Following our recent discussion of p-values, Anne commented:
We use p-values for something different: setting detection thresholds for pulsar searches. If you’re looking at, say, a million independent Fourier frequencies, and you want to bring up an expected one for further study, you look for a power high enough that its p-value is less than one in a million. (Similarly if you’re adding multiple harmonics, coherently or incoherently, though counting your “number of trials” becomes more difficult.) I don’t know whether there’s another tool that can really do the job. (The low computing cost is also important, since in fact those million Fourier frequencies are multiplied by ten thousand dispersion measure trials and five thousand beams.)
That said, we don’t really use p-values: in practice, radio-frequency interference means we have no real grasp on the statistics of our problem. There are basically always many signals that are statistically significant but not real, so we rely on ad-hoc methods to try to manage the detection rates.

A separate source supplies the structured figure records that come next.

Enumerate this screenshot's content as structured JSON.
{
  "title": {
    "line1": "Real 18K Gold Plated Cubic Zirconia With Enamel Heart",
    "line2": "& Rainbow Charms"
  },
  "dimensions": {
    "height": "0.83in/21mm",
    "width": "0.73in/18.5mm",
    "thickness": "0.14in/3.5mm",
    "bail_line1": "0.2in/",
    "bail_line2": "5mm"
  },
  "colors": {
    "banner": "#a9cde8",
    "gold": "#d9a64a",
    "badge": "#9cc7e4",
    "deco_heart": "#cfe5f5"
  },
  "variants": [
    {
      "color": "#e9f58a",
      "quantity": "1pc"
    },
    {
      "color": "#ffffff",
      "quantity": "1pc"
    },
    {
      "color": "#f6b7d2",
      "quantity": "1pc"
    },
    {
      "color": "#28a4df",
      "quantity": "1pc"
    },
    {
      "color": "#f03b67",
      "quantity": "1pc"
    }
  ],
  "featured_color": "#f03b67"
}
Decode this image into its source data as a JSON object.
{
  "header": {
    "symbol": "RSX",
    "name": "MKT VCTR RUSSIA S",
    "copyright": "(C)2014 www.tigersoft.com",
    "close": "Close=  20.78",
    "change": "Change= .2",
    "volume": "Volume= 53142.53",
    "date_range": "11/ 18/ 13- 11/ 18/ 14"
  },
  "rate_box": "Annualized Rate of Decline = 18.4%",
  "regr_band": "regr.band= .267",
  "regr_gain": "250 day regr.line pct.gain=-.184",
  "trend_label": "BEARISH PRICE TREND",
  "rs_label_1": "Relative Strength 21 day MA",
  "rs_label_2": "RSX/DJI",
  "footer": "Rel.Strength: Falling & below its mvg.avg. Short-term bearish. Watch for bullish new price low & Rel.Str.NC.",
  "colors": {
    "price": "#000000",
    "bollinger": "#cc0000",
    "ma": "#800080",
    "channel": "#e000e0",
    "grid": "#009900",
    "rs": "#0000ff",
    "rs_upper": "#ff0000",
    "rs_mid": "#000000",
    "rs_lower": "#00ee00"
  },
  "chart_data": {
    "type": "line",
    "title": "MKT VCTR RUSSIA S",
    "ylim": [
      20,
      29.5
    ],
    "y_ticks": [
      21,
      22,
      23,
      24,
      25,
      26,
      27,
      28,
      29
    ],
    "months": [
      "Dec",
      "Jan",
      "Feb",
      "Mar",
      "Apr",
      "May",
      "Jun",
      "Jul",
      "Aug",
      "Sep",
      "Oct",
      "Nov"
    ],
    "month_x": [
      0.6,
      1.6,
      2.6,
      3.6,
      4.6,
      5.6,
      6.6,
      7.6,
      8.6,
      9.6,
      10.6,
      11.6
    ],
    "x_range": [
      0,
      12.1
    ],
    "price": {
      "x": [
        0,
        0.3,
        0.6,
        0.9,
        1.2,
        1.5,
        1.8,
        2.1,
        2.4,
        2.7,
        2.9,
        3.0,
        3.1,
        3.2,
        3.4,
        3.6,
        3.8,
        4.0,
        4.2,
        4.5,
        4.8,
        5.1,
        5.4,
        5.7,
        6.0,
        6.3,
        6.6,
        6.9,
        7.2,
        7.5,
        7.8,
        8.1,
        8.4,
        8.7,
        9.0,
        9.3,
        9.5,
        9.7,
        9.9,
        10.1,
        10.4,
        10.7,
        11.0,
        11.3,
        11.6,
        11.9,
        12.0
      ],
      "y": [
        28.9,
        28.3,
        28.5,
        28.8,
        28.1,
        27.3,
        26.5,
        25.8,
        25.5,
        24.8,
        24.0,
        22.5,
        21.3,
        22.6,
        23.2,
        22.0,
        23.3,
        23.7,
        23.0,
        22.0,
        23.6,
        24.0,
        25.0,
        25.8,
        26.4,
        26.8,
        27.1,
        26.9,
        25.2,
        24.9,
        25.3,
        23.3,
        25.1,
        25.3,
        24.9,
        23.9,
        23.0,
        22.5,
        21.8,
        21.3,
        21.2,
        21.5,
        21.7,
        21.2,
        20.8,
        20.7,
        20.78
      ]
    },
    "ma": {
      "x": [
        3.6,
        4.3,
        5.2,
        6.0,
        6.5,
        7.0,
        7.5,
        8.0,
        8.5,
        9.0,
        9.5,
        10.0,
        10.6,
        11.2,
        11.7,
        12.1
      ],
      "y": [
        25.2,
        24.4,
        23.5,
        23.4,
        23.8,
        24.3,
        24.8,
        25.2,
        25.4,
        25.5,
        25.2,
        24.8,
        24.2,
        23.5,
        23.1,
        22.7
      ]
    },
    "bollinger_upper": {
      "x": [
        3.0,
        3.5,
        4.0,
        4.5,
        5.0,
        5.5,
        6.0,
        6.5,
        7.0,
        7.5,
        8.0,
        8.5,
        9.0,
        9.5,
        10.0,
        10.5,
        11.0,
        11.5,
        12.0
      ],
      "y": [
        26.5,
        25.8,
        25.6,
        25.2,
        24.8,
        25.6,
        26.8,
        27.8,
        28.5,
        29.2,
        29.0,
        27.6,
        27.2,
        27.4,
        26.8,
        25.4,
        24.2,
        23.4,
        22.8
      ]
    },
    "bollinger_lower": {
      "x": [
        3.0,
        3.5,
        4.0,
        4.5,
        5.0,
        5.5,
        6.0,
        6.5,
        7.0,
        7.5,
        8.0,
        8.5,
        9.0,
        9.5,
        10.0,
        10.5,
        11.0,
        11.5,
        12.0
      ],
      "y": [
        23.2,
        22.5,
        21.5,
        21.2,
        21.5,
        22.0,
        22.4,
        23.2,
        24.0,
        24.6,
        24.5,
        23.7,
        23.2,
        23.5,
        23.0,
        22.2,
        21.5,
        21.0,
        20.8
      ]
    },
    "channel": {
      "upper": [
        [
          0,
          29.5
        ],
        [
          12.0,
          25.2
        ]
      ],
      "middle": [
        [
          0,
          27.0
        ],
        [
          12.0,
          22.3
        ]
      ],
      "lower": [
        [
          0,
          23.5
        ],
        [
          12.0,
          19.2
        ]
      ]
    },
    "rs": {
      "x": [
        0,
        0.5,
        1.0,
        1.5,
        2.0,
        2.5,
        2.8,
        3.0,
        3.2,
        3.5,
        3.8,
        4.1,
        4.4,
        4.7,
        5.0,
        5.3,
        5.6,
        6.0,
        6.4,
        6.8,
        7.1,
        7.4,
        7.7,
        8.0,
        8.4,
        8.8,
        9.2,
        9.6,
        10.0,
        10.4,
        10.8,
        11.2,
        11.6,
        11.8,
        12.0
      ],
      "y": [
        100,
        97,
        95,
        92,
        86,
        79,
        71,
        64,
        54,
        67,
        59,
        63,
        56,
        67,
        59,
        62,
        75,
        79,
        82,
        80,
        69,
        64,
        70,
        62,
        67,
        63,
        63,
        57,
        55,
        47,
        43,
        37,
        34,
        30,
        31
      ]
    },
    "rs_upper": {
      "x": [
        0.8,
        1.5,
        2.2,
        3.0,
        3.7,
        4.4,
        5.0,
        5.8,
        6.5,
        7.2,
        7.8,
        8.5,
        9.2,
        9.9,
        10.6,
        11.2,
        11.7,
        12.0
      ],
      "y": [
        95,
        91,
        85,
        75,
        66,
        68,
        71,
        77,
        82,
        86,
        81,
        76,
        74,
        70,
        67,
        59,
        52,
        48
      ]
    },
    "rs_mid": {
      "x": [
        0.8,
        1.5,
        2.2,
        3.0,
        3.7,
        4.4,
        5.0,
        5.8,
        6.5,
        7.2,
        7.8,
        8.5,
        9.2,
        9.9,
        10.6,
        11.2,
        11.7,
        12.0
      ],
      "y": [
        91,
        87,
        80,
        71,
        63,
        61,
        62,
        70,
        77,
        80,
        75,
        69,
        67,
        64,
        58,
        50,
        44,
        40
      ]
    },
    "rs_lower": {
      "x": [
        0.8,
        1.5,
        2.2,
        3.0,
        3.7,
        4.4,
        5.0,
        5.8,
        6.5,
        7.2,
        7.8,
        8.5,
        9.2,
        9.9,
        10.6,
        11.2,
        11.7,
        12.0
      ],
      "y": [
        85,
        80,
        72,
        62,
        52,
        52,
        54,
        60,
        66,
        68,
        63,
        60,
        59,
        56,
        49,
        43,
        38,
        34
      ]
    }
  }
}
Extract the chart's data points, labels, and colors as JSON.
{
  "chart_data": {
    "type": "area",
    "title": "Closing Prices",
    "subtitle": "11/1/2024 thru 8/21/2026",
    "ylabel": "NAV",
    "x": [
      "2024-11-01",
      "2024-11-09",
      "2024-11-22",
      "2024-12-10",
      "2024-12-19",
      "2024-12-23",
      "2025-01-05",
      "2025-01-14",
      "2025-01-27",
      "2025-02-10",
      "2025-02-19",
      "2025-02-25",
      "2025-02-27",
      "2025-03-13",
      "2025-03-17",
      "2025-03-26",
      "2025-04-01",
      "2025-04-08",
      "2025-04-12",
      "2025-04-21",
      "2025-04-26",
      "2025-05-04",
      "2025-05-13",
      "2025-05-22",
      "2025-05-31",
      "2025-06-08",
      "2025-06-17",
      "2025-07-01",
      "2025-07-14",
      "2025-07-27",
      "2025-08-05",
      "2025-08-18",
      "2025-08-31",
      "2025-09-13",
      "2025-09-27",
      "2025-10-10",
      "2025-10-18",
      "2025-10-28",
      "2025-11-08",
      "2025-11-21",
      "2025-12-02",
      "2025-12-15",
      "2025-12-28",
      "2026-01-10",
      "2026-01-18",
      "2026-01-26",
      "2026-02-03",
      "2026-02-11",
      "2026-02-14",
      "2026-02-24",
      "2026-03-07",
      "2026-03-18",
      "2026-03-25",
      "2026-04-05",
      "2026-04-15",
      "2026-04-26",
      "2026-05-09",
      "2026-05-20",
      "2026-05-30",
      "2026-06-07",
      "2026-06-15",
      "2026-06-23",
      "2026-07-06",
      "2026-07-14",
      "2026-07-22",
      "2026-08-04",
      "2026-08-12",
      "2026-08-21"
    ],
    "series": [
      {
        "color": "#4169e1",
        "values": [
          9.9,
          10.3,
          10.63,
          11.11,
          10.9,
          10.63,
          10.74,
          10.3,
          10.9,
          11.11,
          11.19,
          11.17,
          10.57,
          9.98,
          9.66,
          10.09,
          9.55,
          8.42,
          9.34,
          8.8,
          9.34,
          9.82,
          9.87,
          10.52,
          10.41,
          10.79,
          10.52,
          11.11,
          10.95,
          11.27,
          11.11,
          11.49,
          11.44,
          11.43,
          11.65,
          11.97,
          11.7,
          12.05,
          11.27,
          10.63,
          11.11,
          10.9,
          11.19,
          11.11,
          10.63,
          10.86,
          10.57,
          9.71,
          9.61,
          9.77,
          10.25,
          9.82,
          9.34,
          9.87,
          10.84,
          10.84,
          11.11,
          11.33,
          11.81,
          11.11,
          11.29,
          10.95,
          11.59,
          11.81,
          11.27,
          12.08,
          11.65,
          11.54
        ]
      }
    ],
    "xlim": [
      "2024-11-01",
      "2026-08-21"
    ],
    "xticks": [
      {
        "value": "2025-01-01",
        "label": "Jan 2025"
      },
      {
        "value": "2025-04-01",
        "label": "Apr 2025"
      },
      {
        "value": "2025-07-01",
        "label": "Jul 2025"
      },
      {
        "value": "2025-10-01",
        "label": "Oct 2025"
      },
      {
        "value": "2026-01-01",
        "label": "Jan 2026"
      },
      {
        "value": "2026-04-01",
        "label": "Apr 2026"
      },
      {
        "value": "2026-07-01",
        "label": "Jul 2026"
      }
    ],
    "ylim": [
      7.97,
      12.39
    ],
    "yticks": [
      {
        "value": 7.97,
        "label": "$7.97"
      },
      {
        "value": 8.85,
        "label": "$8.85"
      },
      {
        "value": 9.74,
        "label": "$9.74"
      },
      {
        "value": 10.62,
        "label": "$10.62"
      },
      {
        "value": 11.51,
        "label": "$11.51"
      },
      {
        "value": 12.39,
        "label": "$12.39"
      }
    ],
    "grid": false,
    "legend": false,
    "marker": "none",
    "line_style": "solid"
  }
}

I don’t know anything about astronomy–just for example, I can’t remember which way the crescent moon curves in its different phases during the month–but I can offer some general statistical thoughts.
My sense is that p-values are not the best tool for this job. I recommend my paper with Jennifer and Masanao on multiple comparisons; you can also see my talks on the topic. (There’s even a video version where you can hear people laughing at my jokes!) Our general advice is to model the underlying effects rather than thinking of them as a million completely unrelated outcomes.
The idea is to get away from the whole sterile p-value/Bayes-factor math games and move toward statistical modeling.
Another idea that’s often effective is to select as subset of your million possibilities for screening and then analyze that subset more carefully. The work of Tian Zheng and Shaw-Hwa Lo on feature selection (see the Statistics category here) might be relevant for this purpose.